La vigne est l’une des plantes les plus anciennes de la terre. Des fossiles datant d’il y a soixante millions d’années ont été retrouvés en Champagne, mais les débuts de la viticulture datent de 7 000 ans av. J.C. La vinification quant à elle, existe depuis plusieurs millénaires. Le berceau de la vigne et du vin se situe en Arménie. Des fouilles archéologiques, ont mis au jour un complexe de vinification (un pressoir à vin et une cuve de fermentation en argile) datant de 6 100 avant notre ère. La première représentation du procédé de vinification est le fait des Egyptiens, au IIIe millénaire avant notre ère sur des bas-reliefs représentant des scènes de pressurage et de vendange. Ce sont les Egyptiens qui ont appris aux Grecs à cultiver la vigne. Entre 1500 et 500 avant notre ère, la vigne devient un élément essentiel de l’agriculture pour les Grecs. Ils l’implantent dans l’ensemble du bassin méditerranéen notamment en Italie, puis en Gaule en 600 ans av. (sur les rives de la Méditerranée). A partir de 125 avant J-C les romains diffusent la vigne. La viticulture s’étend le long du couloir rhodanien vers le nord, et à l’ouest vers le Languedoc. Durant toute cette période, la vinification se faisait essentiellement à base de raisins noirs, mais restait exempte de macération, les vins étaient donc de couleur claire. Le jus était en général recueilli après un simple foulage et la pressée était immédiate. Le pressoir était connu depuis longtemps déjà mais c’étaient de lourdes machines, fort onéreuses et peu de caves pouvaient en posséder. Les plus riches, mieux équipés, pouvaient presser à la demande pour les plus modestes, mais moyennant un paiement le plus souvent jugé lui aussi trop onéreux. À la chute de l’Empire romain, l’Eglise maintient dans ses diocèses la culture de la vigne et du vin et répand sa commercialisation. A partir du Moyen Age, la qualité des vins progresse, le vin sous la forme où nous le consommons aujourd’hui. À la fin du Xe siècle, Bordeaux seule région viticole à ne pas être sous influence de l’Église, commence à se développer.

Au Moyen Age c’est le vin qu’on boit le plus. On boirait bien de l’eau, mais le plus souvent, elle n’est pas potable.
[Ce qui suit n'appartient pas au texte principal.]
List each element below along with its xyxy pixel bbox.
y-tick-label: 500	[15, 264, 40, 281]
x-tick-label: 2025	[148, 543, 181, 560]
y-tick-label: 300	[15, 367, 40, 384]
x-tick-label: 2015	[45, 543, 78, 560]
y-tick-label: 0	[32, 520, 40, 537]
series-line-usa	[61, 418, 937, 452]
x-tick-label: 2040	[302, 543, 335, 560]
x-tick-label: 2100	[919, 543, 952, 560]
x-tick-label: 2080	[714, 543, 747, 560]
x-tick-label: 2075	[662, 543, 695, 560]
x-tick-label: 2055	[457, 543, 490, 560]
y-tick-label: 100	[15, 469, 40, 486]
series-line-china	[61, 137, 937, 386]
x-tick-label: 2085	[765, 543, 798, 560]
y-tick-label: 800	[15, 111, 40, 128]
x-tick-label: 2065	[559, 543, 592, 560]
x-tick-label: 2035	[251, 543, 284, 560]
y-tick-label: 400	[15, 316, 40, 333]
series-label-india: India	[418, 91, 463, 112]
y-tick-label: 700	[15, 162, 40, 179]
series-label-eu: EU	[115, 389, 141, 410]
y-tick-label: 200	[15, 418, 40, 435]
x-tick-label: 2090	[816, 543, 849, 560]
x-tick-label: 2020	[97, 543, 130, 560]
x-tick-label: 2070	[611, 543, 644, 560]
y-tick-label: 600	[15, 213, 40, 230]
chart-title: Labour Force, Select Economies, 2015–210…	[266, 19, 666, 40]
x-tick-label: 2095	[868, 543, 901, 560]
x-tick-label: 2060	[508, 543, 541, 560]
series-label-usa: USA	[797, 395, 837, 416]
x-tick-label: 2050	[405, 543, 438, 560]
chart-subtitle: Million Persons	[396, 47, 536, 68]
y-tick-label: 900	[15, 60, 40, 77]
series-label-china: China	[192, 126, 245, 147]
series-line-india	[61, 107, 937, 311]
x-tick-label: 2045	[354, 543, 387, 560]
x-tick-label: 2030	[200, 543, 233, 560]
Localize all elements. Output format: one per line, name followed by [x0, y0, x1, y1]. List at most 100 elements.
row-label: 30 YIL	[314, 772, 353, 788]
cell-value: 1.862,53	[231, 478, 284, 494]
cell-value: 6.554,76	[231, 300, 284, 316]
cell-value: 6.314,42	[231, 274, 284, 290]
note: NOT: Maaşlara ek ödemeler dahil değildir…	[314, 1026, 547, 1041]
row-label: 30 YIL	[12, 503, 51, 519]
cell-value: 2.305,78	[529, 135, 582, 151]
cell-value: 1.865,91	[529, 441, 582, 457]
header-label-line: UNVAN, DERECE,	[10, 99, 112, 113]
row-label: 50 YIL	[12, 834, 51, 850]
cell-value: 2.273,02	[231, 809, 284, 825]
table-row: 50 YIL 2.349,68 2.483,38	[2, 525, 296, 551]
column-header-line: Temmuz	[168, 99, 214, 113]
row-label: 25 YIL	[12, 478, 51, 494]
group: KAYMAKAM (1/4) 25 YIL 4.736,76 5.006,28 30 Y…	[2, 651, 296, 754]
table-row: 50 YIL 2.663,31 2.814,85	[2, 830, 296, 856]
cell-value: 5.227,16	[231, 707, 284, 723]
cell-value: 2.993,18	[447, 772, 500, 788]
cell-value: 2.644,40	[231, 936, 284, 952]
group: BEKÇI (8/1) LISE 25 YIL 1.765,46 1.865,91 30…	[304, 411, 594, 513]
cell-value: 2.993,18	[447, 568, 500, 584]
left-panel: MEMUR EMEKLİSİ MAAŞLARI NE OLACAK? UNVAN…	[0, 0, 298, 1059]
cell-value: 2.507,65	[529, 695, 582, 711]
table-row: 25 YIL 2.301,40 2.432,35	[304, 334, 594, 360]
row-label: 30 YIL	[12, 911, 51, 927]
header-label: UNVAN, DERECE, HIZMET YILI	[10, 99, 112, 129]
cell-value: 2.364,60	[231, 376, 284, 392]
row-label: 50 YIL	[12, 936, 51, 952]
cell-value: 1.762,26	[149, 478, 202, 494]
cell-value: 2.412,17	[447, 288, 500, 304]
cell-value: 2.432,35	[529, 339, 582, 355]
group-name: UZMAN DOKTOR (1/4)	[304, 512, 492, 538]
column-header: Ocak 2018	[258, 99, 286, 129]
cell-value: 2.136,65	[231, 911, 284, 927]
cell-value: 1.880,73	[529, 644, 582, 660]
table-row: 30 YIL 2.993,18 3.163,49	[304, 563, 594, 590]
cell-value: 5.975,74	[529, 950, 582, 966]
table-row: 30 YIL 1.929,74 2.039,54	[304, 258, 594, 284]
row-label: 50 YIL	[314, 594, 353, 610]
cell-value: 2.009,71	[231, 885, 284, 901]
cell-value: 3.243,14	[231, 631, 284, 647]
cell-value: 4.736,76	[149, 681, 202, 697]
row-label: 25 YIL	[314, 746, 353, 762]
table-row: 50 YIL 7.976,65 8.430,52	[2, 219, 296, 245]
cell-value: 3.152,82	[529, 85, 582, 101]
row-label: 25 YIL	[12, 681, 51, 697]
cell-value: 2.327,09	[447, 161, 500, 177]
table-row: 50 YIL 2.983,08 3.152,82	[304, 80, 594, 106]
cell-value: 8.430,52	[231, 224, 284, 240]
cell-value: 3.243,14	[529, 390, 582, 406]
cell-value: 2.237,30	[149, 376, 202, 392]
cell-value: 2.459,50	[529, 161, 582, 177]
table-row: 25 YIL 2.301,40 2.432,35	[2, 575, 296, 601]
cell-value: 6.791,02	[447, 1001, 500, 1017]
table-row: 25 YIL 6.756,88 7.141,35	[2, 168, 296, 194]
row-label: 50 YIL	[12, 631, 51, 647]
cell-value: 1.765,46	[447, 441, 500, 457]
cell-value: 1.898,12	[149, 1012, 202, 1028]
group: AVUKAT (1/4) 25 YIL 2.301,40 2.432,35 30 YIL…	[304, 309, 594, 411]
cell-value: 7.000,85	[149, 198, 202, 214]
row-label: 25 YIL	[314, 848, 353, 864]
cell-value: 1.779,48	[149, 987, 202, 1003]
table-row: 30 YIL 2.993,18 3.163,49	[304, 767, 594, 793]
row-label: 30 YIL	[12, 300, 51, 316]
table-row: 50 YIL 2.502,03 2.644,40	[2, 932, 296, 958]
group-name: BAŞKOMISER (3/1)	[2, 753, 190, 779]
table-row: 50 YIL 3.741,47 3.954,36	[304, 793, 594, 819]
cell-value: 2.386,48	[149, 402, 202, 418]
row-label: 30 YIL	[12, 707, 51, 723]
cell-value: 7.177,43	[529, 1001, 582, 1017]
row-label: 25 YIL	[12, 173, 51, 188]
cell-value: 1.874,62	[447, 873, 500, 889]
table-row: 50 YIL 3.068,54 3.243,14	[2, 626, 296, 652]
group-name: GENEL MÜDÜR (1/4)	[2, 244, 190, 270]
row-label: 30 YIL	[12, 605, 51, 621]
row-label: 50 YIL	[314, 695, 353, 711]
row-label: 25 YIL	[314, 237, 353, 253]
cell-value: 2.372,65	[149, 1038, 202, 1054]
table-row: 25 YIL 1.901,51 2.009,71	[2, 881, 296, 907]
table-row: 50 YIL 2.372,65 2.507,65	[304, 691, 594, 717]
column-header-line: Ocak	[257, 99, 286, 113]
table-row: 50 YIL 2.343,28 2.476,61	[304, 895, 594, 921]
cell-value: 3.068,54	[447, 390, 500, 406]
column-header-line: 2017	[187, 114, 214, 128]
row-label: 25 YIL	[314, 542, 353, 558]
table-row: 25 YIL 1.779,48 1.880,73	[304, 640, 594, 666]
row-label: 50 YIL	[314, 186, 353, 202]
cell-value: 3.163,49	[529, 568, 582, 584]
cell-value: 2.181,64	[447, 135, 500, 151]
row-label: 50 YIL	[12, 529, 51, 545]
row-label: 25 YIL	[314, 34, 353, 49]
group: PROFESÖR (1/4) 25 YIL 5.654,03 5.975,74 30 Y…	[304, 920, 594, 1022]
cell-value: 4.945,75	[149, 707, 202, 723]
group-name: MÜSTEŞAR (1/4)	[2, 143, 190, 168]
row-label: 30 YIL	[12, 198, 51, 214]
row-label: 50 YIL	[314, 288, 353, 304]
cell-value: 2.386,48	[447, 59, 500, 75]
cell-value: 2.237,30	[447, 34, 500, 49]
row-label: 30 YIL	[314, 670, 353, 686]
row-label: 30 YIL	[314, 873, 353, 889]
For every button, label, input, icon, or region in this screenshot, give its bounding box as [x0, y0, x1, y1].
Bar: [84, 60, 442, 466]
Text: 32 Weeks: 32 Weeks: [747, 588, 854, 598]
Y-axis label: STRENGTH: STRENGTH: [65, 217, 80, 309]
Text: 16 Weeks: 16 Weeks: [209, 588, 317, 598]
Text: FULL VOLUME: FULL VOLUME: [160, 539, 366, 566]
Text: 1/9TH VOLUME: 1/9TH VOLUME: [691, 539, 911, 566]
L’eau polluée rend malade et sa consommation peut être mortelle, alors on boit du vin. Au XIe siècle, on consommait surtout du vin blanc, mais à partir du XIIe siècle, la préférence va au vin rouge, du moins dans les pays du Sud de l’Europe. Le vin est un « élément clé du quotidien »

On boit donc « du vin, uniquement du vin et beaucoup de vin » au Moyen Age, voire du cidre, du poiré pour les moins fortunés. « C’est valable pour les hommes, les femmes, et même pour les enfants. » Et il faut compter environ 3 litres de vin par jour et par personne … même si ces vins étaient moins forts en alcool qu’aujourd’hui, on peut envisager un certain état d’ébriété ainsi que la goutte, l’alcoolisme chronique, déformations du visages, plaques sur les joues, … . La production de vin à cette époque est donc considérable, il y a des vignes partout.

Le vin est « un principe vital » au Moyen Age à cause de la pollution de l’eau. On s’en sert beaucoup en médecine. Pour laver les blessures (le vin fait office de désinfectant), au cours des opérations chirurgicales, pour soigner les blessures pendant la guerre. On immerge les membres douloureux dans des bains de vin et on prépare des remèdes à base de vins.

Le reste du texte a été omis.